One way to measure economic pressure is to look at the proportion of investment in GDP, that is, the part of national output invested in a single technological frontier. This is a relatively rough but telling ratio. It shows the extent to which the economy depends on a single technological bet.
In the case of AI infrastructure, most of the expenditure comes in the form of capital expenditure: servers, cooling systems, network equipment, reinforced - concrete enclosures, and the power infrastructure needed to keep them running.
By this standard, the railway bubble was the most burdensome. In the United States, railway expenditure reached its peak in 1872, accounting for about 4% of GDP, just before the first major crash. In contrast, the peak of the telecommunications boom in the late 1990s was close to 1% of GDP, a level that seems familiar today.
AI construction is in this middle ground. It is estimated that about $37 billion will flow into data centers globally in 2025, with about 70% earmarked for the United States, which is about 0.9% of US GDP. Goldman Sachs expects the expenditure to increase by another 17% in 2026. My own prediction is in line with this view: By 2030, the annual capital expenditure will reach $80 billion, with about 60% occurring in the United States, which will bring the US share to 1.6% of the 2025 GDP.

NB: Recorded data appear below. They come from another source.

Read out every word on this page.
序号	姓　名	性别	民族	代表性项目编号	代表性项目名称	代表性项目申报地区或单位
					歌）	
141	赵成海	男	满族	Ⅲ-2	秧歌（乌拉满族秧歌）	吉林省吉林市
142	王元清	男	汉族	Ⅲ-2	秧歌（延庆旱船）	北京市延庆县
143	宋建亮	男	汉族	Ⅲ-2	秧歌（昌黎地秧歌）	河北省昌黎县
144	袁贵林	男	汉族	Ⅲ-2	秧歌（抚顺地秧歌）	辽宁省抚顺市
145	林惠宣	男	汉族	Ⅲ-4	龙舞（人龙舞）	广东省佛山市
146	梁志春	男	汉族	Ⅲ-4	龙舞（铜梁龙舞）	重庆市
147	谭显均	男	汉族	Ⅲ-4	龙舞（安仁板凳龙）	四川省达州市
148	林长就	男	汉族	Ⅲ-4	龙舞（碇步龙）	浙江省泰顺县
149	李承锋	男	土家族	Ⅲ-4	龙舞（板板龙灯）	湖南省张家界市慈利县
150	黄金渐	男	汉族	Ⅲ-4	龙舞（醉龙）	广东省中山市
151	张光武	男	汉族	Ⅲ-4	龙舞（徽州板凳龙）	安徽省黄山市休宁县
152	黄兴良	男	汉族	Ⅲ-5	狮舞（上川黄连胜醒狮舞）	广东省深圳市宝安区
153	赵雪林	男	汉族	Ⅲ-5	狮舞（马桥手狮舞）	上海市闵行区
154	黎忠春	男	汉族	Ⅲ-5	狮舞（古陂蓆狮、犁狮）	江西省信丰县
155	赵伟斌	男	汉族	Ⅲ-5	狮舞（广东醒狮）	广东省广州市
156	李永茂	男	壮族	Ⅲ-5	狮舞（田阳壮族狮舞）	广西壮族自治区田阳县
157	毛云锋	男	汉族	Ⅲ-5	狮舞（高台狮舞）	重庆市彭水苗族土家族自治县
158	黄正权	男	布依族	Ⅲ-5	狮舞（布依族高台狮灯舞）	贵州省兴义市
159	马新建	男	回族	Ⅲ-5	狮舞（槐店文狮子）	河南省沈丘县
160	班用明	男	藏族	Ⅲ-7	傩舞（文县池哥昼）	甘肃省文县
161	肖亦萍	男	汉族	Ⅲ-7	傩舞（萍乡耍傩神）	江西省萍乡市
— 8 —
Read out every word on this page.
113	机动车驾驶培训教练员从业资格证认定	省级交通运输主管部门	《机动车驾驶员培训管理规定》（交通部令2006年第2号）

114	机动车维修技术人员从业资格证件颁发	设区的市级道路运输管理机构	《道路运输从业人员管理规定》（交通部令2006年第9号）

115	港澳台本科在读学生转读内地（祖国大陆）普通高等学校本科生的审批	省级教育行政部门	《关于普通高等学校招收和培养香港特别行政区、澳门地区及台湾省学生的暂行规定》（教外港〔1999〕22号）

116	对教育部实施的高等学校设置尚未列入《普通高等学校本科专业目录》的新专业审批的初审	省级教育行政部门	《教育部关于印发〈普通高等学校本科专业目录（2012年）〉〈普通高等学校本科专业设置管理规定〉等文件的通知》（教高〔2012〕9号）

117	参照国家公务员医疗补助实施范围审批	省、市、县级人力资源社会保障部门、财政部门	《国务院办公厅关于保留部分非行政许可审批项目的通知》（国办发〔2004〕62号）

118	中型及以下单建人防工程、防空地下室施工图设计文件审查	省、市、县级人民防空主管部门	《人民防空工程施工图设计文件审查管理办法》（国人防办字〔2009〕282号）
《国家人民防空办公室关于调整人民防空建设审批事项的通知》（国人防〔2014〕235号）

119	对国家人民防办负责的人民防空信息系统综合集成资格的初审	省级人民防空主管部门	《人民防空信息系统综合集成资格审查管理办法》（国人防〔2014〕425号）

The economic - pressure indicator is divided into three ranges: green (below 1%), yellow (1% to 2%), and red (above 2%). So for now, generative AI is just in the green zone. Of course, considering the announced investment commitments, it seems likely to enter the yellow zone soon.
But there is a variable that historical bubbles didn't face: rapid depreciation. Once a railway track is laid, it can be used for decades. The United States was still using railway tracks built in the 19th century to transport goods in the 20th century. The telecommunications fiber optic cables laid in the 1990s were still transmitting data 35 years later.